Essa é uma das dúvidas mais frequentes atualmente.

A resposta é:

Não existe previsão de extinção imediata do CST.

Durante o período de transição, os documentos fiscais continuarão necessitando de mecanismos para identificar a tributação das operações.

Além disso, os sistemas fiscais dependem dessas classificações para realizar:

  • Cálculos;
  • Validações;
  • Cruzamentos eletrônicos;
  • Escrituração digital.

Portanto, embora adaptações possam ocorrer nos próximos anos, o CST continuará desempenhando papel importante durante toda a fase de transição da Reforma Tributária.


O que as empresas devem fazer?

As organizações devem aproveitar este período para:

  • Revisar cadastros tributários;
  • Corrigir parametrizações incorretas;
  • Auditar XMLs;
  • Validar CSTs utilizados;
  • Acompanhar as regulamentações do IBS e da CBS.

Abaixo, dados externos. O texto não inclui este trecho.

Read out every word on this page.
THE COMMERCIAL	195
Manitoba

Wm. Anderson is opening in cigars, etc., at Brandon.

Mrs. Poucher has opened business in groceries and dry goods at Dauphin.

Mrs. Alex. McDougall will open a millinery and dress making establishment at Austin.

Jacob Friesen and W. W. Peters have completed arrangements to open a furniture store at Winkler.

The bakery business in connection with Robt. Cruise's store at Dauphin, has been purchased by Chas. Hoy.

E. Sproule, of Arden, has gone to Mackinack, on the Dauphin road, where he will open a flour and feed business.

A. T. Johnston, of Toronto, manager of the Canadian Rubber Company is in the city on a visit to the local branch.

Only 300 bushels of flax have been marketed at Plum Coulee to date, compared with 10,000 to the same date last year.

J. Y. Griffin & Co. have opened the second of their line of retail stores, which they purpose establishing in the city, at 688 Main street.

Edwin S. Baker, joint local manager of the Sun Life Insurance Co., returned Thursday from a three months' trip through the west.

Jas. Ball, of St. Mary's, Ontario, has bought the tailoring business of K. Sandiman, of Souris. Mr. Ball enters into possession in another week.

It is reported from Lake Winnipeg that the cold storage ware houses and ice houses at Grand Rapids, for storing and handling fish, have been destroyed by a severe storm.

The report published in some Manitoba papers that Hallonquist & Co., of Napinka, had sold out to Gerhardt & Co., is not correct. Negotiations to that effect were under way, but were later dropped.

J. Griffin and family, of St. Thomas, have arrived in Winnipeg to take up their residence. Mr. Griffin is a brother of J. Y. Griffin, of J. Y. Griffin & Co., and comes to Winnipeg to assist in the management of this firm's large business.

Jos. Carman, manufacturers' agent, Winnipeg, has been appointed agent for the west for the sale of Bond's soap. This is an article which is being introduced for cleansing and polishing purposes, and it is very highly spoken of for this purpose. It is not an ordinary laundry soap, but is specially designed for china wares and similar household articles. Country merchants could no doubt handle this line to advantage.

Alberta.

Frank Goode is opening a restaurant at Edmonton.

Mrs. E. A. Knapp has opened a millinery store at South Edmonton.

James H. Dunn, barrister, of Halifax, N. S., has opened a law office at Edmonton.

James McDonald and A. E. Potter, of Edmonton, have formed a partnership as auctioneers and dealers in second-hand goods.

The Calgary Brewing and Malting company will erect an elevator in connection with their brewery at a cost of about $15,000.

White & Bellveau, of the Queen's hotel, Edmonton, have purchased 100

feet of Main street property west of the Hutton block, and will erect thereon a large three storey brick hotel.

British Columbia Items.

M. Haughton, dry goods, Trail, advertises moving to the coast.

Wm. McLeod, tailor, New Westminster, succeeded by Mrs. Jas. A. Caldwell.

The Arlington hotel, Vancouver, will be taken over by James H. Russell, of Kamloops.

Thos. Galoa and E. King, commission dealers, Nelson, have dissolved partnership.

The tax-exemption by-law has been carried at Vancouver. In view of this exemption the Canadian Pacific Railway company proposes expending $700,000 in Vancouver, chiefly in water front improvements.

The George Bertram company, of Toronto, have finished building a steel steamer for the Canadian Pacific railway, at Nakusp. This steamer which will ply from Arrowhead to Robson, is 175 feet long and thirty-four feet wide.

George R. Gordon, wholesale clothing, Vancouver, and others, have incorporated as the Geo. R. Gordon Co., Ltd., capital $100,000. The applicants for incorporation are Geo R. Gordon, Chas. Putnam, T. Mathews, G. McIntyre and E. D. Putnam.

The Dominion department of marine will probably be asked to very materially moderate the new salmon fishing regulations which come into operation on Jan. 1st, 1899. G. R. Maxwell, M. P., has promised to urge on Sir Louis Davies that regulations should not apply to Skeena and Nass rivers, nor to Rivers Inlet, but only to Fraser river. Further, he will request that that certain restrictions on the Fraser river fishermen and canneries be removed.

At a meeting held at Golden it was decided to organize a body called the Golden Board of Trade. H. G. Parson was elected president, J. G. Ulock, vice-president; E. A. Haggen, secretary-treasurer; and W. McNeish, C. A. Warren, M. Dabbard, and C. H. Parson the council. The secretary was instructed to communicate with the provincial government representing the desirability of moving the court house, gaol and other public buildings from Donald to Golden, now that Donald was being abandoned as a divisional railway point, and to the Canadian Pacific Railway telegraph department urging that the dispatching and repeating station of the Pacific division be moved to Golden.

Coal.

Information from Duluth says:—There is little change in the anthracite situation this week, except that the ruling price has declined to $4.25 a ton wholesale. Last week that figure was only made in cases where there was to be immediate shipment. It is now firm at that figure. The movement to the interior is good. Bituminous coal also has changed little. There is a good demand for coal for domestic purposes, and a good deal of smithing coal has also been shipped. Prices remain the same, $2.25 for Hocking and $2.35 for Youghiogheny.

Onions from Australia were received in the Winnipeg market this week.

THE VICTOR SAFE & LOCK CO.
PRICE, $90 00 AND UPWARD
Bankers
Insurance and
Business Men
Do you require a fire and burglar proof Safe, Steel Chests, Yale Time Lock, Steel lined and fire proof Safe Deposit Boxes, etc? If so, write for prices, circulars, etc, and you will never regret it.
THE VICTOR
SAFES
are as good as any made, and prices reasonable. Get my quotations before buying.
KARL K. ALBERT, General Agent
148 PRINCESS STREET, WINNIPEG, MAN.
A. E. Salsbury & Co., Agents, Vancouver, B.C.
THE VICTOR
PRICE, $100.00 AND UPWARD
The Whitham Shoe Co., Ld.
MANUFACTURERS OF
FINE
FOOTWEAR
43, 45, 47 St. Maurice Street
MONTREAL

Empresas que mantêm seus processos fiscais organizados tendem a enfrentar a transição com muito mais segurança.


Legislação e Fontes Oficiais

As regras relacionadas ao CST possuem origem em diversas normas tributárias.

Entre as principais referências estão:

  • Ajuste SINIEF 03/1994;
  • Ajuste SINIEF 06/2000;
  • Ajuste SINIEF 20/2012;
  • Convênios ICMS do CONFAZ;
  • Regulamentos do ICMS estaduais;
  • Tabela CST do PIS e da COFINS;
  • Tabela CST do IPI;
  • Manual de Orientação do Contribuinte (MOC da NF-e);
  • Notas Técnicas da NF-e.

Também é recomendável acompanhar constantemente as publicações da Receita Federal do Brasil e do CONFAZ.


Perguntas Frequentes Sobre CST

O que significa CST?

CST significa Código de Situação Tributária.

Ele identifica como determinado tributo será tratado dentro de uma operação fiscal.


O CST aparece na NF-e?

Sim.

O CST é informado na Nota Fiscal Eletrônica e transmitido através do XML da NF-e.


O CST influencia o SPED Fiscal?

Sim.

As informações de CST são utilizadas diretamente na geração do SPED Fiscal e de outras obrigações acessórias.


Qual a diferença entre CST e CFOP?

O CST define a tributação.

O CFOP define a natureza da operação.


Qual a diferença entre CST e NCM?

A NCM classifica o produto.

O CST identifica a tributação da operação.


Empresas do Simples Nacional utilizam CST?

Normalmente utilizam CSOSN para operações de ICMS.

Entretanto, podem existir CSTs relacionados a outros tributos.


O que significa CST 060?

Significa:

  • Origem Nacional (0)
  • ICMS cobrado anteriormente por Substituição Tributária (60)

O que significa CST 040?

Operação isenta de ICMS conforme previsão legal.


O que significa CST 051?

Operação sujeita ao diferimento do ICMS.


O CST vai acabar com a Reforma Tributária?

Até o momento não existe previsão para sua eliminação imediata.

Durante a transição do IBS e da CBS continuará sendo necessário identificar a tributação das operações.